The farmer added that severe weather fluctuations during the transition periods from summer to winter and vice versa have negatively impacted them, especially with the noteworthy severe fluctuations from hot days to very cold nights, which is unprecedented for poultry breeders in previous years.

Linked to supply and demand

Zarifa mentioned that egg prices in Idlib are currently highly unstable, negatively impacting poultry breeders. He explained that the low demand for eggs after Ramadan (last March) led to an accumulation of eggs on poultry farms.

He added that egg prices in Idlib, like all goods, are linked to the law of supply and demand. Previously, the high offering of eggs from farms and the low demand from citizens forced farm owners to sell eggs at prices below cost, incurring heavy losses.

Zarifa stated that poultry farm owners specializing in egg production were forced a week ago to sell an egg carton consisting of 12 trays for $19, while the production cost exceeded $25, to get rid of the excess amounts they had before they spoiled.

He mentioned that the price of the carton has now returned to $26, which is the production cost.

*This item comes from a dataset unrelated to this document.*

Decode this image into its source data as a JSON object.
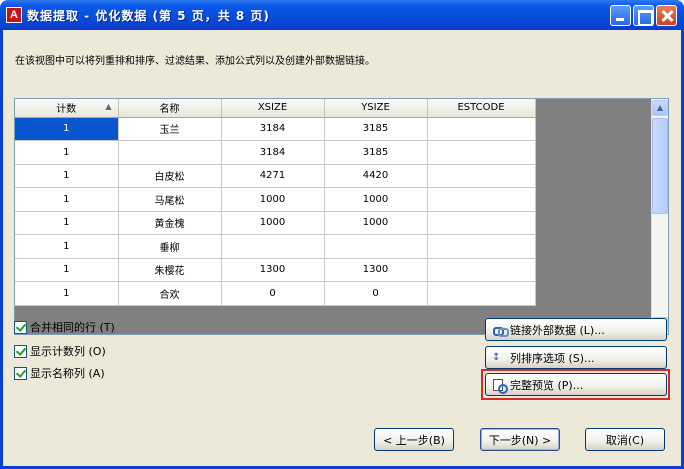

Zarifa pointed out that a slight price drop in recent days is relieving for citizens but negatively affects egg production in the region. He noted that low prices and high production costs will force egg producers to abandon this profession, leading to sharp price increases in the future.

Chickens affected too

General price levels in north Syria are seeing frequent increases, affecting various essential goods and foodstuffs. This price hike makes it harder for residents to purchase goods, pushing many to rely on multiple sources to try to balance income and expenses.

The prices of live chickens were also affected during the period when chickens perished, with the price of a ton of chicken reaching $2,000 last March.

By mid-April, chicken prices dropped due to decreased demand after Eid al-Fitr and the resumption of work in all poultry farms that had closed during the winter.

At that time, the price of chicken fell by $700 per ton, bringing the price to $1,400 per ton after having reached $2,100 per ton.